Taking her to her own pediatrician is a good thing to do. For one thing, up to now it's been all you and your family.
If Social Services does nothing, there are things that you can do. For one thing you can get your kids into counseling so that they have someone other than you to talk to about this. And the counselor is a mandatory reporter.
Also talk to the counselor and ask that with you there, they tell your children what is ok and not ok for this guy and his mother to do.
I am in the process of getting them set up with a therapist. It has been on my mind, but the events of last week cinched it. The therapist who was recommended to be was on vacation last week (today we her first day back), but she said she had openings next week and that I should leave her a message if I was interested (which I did)...so just waiting for a call back.

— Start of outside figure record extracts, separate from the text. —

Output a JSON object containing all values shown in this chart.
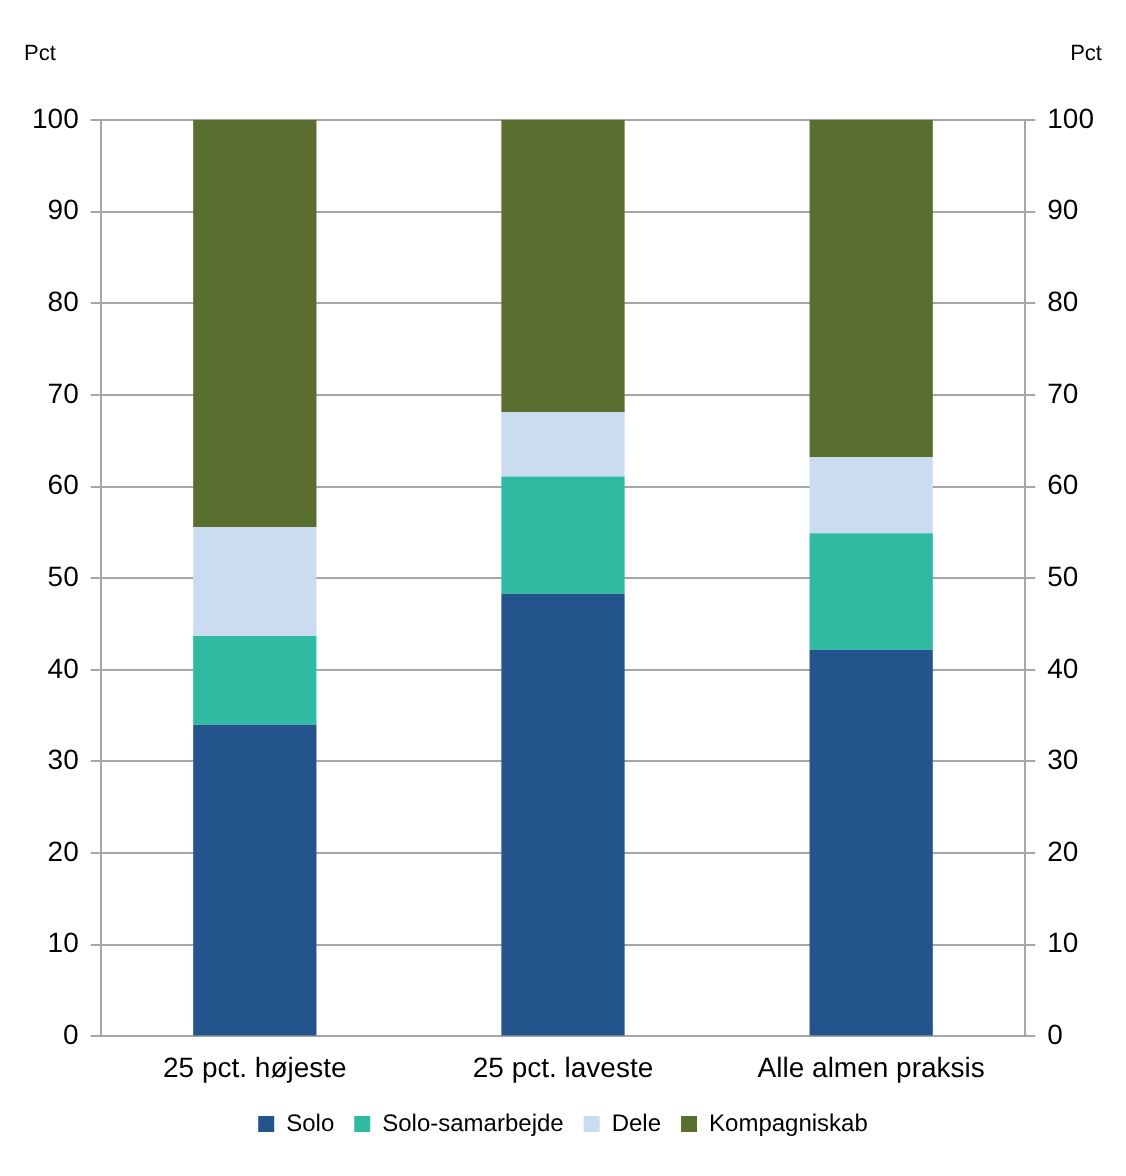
{
  "chart_data": {
    "type": "bar",
    "stacked": true,
    "ylabel": "Pct",
    "y2label": "Pct",
    "categories": [
      "25 pct. højeste",
      "25 pct. laveste",
      "Alle almen praksis"
    ],
    "series": [
      {
        "name": "Solo",
        "color": "#23558c",
        "values": [
          34.0,
          48.3,
          42.2
        ]
      },
      {
        "name": "Solo-samarbejde",
        "color": "#31baa2",
        "values": [
          9.7,
          12.8,
          12.7
        ]
      },
      {
        "name": "Dele",
        "color": "#cbdcf1",
        "values": [
          11.9,
          7.0,
          8.3
        ]
      },
      {
        "name": "Kompagniskab",
        "color": "#5a6e2f",
        "values": [
          44.4,
          31.9,
          36.8
        ]
      }
    ],
    "ylim": [
      0,
      100
    ],
    "yticks": [
      0,
      10,
      20,
      30,
      40,
      50,
      60,
      70,
      80,
      90,
      100
    ],
    "y2lim": [
      0,
      100
    ],
    "y2ticks": [
      0,
      10,
      20,
      30,
      40,
      50,
      60,
      70,
      80,
      90,
      100
    ],
    "grid": "y",
    "legend": "bottom"
  }
}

My uncle's concern was that even though he is a family doctor, he's also my uncle...and he felt it would be a good idea to have her looked at by her own doctor. I guess the bruising is fainter than it was, but my mom felt you could still tell it was a hand print.
When my uncle saw it on Saturday, he had no doubt in his mind what it was. He was even able to describe to me what part of the hand caused what bruise.
As I went back and forth with my ex on Saturday, I kept telling her that someone put a hand print on our daughter and if it was not me and it was not her then who was it...and she could not give me an answer.
I also told her - when she would go on about everyone attacking her - that it was not about her, it was about our daughter.
If it had been simply an accusation...I would still have listened. I would still have brought it to my ex's attention (as I have with some smaller things)...but because there was physical proof attached to it, it is what it is.
I don't know if anything will come out of this. I live in a big county. Social services might not look into it, but at the least I've served them notice that this is serious.
...and that is the other thing. The ex just doesn't seem to take this seriously. She went to a theme park on Sunday. If it had been the other way around, I would not have acted business as usual.
The therapy will help. I do feel like the kids have things they want to say, but they don't know how to express them or they do not feel comfortable expressing them for whatever reason.
I just hate all of this. I hate that we have to go through this. I hate that she made such rotten choices that this is what we're going through right now.